Suspected Somali pirates attacked an Italian-owned cargo ship on Monday as it headed for Kenya's Mombasa port through one of the world's most dangerous waterways, a regional maritime group said.
Andrew Mwangura, director of the East African Seafarers Assistance Programme, said the MV Jolly Turchese was attacked by gunmen believed to be pirates off the shore of Somalia after bringing general cargo through the Suez canal.
An Italian foreign ministry official said the government had no information about the incident or evidence of an attack.
Mwangura, saying the sketchy information came from shipping sources in the region, told Reuters: "These must be Somali pirates. We don't know how many crew are on board."
He added it was unclear if the ship, en route to Kenya's Mombasa port, had been captured or escaped.
Methods of attack
Since Somalia collapsed into anarchy in 1991, pirates have taken advantage of the power vacuum and chaos on shore to hijack ships and demand ransoms with relative impunity.

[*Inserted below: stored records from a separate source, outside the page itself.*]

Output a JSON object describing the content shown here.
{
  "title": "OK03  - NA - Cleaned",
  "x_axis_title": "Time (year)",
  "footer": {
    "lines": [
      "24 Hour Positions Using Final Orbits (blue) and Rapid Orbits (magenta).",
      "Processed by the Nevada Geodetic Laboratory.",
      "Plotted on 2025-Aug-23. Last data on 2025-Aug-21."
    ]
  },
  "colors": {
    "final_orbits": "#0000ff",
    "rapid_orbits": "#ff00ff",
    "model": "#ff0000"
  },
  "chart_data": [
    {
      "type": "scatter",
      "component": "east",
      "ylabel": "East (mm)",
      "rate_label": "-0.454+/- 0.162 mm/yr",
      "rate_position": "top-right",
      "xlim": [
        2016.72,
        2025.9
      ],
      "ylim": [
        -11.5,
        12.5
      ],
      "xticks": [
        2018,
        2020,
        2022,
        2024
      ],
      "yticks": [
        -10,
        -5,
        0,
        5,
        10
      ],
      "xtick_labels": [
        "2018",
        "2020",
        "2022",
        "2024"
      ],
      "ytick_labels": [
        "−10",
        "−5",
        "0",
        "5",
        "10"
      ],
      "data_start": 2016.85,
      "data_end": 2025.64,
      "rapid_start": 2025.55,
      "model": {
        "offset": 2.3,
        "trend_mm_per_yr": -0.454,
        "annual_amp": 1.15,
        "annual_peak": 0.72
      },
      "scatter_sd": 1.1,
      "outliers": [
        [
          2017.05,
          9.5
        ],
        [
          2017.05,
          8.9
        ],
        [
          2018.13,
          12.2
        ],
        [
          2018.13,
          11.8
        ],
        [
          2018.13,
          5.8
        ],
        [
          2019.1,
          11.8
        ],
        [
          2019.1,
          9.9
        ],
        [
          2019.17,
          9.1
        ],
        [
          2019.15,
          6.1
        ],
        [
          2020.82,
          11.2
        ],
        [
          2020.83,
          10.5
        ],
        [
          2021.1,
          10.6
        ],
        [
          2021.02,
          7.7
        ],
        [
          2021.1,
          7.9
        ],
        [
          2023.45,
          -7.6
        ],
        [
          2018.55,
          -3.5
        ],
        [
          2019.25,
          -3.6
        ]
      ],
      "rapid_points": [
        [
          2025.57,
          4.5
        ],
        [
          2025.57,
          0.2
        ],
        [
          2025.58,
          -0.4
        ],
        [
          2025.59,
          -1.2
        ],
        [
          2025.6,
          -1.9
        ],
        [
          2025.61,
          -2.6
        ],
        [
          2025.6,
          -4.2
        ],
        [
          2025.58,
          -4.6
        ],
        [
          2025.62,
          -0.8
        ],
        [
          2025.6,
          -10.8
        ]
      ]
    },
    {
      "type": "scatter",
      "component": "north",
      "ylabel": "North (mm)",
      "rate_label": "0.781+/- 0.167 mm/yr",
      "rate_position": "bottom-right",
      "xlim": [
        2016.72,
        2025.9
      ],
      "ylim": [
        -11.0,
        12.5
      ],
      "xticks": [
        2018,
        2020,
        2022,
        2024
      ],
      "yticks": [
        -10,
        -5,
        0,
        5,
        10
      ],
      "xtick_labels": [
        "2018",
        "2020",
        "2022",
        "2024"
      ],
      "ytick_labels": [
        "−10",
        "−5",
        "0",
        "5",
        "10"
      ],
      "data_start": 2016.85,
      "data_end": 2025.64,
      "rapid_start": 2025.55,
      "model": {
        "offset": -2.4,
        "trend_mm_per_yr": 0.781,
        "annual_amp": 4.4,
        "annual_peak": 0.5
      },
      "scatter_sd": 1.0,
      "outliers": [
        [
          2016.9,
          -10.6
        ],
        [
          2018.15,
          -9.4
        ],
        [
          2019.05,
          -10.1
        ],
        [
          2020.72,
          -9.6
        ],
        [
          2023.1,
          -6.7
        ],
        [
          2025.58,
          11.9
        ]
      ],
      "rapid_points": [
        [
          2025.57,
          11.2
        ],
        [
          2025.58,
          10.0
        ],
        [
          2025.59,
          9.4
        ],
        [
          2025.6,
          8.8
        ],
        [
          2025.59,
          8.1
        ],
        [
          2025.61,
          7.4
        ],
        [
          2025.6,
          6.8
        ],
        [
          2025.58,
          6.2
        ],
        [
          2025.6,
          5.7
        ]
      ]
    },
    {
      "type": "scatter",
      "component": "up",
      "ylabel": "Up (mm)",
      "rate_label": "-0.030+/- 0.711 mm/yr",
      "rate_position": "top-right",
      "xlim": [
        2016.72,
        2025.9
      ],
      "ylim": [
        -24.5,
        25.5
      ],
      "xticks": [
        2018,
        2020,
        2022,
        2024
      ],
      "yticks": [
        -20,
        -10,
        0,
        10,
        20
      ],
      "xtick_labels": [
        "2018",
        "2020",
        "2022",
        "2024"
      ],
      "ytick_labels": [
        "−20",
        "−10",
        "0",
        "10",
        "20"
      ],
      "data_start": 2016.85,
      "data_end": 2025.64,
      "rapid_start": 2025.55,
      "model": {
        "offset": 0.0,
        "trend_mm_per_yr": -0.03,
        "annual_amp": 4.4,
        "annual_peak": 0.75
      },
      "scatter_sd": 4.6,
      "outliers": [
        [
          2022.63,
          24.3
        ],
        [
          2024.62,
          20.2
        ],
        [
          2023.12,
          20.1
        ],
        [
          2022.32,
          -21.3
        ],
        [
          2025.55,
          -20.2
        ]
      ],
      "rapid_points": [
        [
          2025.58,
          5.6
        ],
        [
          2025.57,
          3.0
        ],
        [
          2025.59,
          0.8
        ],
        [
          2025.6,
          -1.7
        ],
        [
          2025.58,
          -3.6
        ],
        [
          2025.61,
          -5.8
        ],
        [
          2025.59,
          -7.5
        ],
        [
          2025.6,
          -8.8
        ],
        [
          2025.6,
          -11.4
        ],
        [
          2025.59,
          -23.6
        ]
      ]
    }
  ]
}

A brief lull during last year's six-month Islamist rule of south Somalia — which deterred the pirates — ended earlier this year. Since then a spate of attacks have followed.
The pirates generally use speedboats for early morning attacks, and sometimes justify their actions as defending Somali waters against illegal fishing vessels and toxic dumping.
Mwangura said some of the cargo on the Italian ship was headed for an "important diplomatic mission" in Nairobi.
"But we don't know which one and whether this was known by the attackers," he said. "The report of the attack only reached us this morning.
Last week, pirates left a Japanese chemical tanker they had been holding since October after U.S. Navy ships cornered them off north Somalia and helped negotiate an end to the standoff.